Everyone agrees nurses are heroes. Why aren’t we treating them that way?


It’s been said that history doesn’t repeat, but it does often rhyme. And as we’re learning during COVID-19, lessons from the past can be a guide to help us navigate a modern pandemic — if we listen to the rhythm of history.

For a little more than two years in the middle of the 19th century, Great Britain, France, the Ottoman Empire, and Sardinia fought the Russian Empire for control of territory around the Black Sea. In the course of that conflict, the four allied armies lost a combined 16,237 troops to disease — four times the number that died from combat wounds. Over half the disease-related deaths were from cholera or dysentery, partly because the armies weren’t prepared to battle an invisible enemy that was more lethal than Russian bullets.

Enter Florence Nightingale, who acted as the catalyst for the overhaul of army medical facilities by writing a detailed letter to the head of a London hospital. Nightingale’s personal account of widespread disease, infection, and death convinced what had been an apathetic British government to pay for the construction of an entire prefabricated hospital facility, then ship it from England to Turkey. This eased overcrowding and improved sanitation. Nightingale also implemented handwashing protocols. Death rates dropped thanks to her work.

Every May, during National Nurses Week, we honor Nightingale, the founder of modern nursing. Due to COVID-19, and the fact that this year is Nightingale’s 200th birthday, the American Nurses Association extended the observance to last an entire month. At a time when nurses are regularly risking their lives to treat patients, a month of recognition is more than appropriate. And believe it or not, we actually need to take some time to single out nurses for their contributions: For all the talk today that nurses are heroes, far too many of them aren’t being treated that way. In fact, health systems are reportedly disciplining nurses who raise concerns about safety in hospitals during COVID-19. This decision could have disastrous consequences because nurses are one of the most important links in the patient safety chain.
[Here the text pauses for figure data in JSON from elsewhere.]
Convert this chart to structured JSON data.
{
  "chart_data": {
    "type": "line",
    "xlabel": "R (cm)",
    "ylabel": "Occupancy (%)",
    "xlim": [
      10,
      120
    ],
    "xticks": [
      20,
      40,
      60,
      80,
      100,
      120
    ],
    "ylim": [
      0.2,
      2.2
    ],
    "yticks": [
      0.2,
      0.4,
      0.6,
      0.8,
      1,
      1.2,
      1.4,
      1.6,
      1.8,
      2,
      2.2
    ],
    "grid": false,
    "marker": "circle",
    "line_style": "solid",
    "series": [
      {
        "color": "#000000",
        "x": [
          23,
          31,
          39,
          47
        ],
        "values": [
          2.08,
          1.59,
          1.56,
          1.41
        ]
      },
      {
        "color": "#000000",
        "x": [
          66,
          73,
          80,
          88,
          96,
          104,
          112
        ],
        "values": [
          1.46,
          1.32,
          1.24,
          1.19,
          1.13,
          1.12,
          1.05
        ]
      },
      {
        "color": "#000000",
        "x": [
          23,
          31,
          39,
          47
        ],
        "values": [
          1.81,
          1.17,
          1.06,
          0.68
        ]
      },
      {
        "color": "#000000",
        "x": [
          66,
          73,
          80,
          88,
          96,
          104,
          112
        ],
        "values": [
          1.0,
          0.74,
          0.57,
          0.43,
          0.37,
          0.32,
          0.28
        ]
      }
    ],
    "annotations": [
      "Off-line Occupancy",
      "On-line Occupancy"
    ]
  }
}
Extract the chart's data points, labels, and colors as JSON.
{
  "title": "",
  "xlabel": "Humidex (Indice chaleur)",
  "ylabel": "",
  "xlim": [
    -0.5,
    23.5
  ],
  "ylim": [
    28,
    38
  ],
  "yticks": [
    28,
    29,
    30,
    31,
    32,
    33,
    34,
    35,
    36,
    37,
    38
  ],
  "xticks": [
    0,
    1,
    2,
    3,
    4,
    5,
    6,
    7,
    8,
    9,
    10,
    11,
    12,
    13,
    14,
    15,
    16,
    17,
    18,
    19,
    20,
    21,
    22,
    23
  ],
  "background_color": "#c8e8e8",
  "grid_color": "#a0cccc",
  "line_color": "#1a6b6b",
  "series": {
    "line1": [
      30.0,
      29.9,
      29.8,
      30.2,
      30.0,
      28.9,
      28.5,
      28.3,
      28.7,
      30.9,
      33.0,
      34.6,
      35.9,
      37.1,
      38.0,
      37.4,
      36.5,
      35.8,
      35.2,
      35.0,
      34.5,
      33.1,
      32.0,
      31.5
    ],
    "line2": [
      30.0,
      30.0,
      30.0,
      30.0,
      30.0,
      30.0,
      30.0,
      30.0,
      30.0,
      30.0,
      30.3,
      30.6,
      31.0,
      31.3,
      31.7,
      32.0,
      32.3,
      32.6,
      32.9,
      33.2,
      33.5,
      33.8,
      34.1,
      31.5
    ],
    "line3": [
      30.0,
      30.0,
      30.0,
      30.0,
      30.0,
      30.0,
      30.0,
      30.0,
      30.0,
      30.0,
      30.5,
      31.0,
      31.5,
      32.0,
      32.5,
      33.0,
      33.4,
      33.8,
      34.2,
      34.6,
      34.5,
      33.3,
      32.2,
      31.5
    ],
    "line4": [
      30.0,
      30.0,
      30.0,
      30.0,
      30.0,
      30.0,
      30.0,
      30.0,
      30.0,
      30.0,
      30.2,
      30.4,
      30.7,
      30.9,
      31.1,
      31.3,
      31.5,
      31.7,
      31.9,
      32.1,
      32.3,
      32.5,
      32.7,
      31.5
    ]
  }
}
Nightingale became a hero in her own time for sounding the alarm about hospital conditions, and many today are following her lead. Thousands of complaints have already been filed with the Occupational Safety and Health Administration (OSHA)—stories of nurses being denied proper protective equipment, like N95 masks, and having their own health and safety compromised because of grossly inadequate protection protocols. Some nurses have also filed lawsuits, and many have participated in protests to express outrage over unsafe working conditions. But while Florence Nightingale’s public pleas for sanitation improvements were met with swift action from governments and leaders, today’s nurses are facing punishment and even losing their jobs for speaking out. That response is not only short-sighted, removing critical frontline workers during a crisis, but is also disrespectful to the people working hardest to combat this disease.

Health systems ignore nurses at their own risk. After all, nurses spend much more time with patients than doctors do, listen to patient needs, and administer a significant percentage of care. Their interactions with patients and their reporting of problems are essential to improving safety throughout a health system.

As a former emergency department and intensive care unit nurse, I’m worried about the message being sent when health systems discipline nurses who made safety concerns public. What if the next Nightingale is afraid to speak up, or worse — was already fired? If we really want to honor Nightingale and all the nurses who follow in her footsteps, let’s not just call them heroes. Let’s treat them like it, too. Let’s listen to nurses and take their concerns seriously. Without their feedback, we can’t flatten the curve.

Inge Garrison is a former emergency and critical care nurse.